Texte : Gérald Dumont.
Mise en scène : Jean-Christophe Viseux.
Interprète : Marie Prete.
Musicien, arrangeur de sons : Gilles Gauvin.
Scénographie : Anne Legroux.
Dispositif Lumières : Annie Leuridan.

Regars complices : Amalia Modica, Lucas Prieux.
Chargée de diffusion : Frédérique Rebergue.
Chargée de production : Caroline Liénard.

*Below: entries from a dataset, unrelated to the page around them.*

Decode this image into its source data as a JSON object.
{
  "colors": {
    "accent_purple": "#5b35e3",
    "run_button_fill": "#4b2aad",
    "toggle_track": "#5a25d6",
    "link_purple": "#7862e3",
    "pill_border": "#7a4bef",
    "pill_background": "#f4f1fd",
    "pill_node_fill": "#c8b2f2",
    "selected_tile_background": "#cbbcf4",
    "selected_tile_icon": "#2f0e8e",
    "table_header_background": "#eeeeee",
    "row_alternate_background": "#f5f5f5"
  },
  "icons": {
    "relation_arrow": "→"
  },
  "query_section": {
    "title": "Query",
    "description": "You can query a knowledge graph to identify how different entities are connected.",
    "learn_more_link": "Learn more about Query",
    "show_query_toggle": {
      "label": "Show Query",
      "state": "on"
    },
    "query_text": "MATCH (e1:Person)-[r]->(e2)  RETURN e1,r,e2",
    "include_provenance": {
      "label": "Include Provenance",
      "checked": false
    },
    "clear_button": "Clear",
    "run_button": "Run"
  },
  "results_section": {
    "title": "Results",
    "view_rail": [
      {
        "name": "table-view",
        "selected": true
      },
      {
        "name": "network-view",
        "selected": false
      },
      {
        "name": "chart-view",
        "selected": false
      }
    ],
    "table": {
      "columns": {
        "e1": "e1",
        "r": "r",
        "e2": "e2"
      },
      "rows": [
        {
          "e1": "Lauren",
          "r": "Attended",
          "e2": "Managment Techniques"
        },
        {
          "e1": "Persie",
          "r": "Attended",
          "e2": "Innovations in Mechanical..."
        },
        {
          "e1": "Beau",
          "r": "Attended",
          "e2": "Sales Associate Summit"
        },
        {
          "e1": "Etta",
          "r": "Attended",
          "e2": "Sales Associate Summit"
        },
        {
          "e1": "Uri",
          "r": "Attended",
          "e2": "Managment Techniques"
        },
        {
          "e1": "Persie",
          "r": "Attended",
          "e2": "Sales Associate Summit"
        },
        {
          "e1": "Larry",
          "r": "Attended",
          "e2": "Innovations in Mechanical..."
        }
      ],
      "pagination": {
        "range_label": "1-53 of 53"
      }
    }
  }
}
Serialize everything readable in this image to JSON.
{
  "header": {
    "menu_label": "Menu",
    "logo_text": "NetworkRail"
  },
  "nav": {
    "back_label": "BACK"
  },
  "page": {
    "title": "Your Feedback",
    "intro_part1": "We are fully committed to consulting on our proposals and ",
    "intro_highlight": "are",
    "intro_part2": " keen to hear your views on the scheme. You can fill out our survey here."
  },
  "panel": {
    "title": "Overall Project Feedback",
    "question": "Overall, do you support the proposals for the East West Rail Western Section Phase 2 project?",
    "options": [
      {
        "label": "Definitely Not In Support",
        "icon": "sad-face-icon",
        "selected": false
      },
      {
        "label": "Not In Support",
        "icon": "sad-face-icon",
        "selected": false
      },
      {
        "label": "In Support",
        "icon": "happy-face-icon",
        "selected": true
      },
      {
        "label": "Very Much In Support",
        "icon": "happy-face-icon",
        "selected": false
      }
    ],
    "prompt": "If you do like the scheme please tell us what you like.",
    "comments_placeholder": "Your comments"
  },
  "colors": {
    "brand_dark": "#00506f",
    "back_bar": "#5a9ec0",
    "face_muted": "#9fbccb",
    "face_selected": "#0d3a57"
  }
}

« 10 ans ailleurs, c'est mieux qu'un an ici. Et c'est pour ça que l'on part».C'est Papa qui parle et il ne rigole pas avec ça.
Je ne comprends pas. Papa dit : « si on reste, on ne bouge pas. »
Si on reste, on ne bouge pas...
C'est vrai, et je comprends ça. Et je lui dis. Mais il ne rigole pas non plus avec ça.
« Là-bas, c'est mieux, alors on part, là-bas, là où c'est mieux, enfin, pas pire qu'ici », qu'il dit.
Je ne comprends pas, mais je ne lui dis pas.  Parce que, Papa, il rigole pas. Pas avec ça.
Gérald Dumont, Pas perdus






Tout comme « Nomade », « Pas perdus » est un spectacle sur le Nomadisme. Pour les un peu plus grands (à partir de 5 ans), cette fois-ci, Pas perdus c’est l’histoire du voyage d’une famille qui part de là-bas, quitte sa ville, son pays, pour venir ICI. Le récit de ce voyage, à travers les yeux d’une petite fille.
Pas perdus n’est pas la suite de « Nomade ». C’est un prolongement, une autre façon d’interroger avec tendresse, humour et poésie – et d’expliquer aux tout-petits – le pourquoi et la difficulté du voyage…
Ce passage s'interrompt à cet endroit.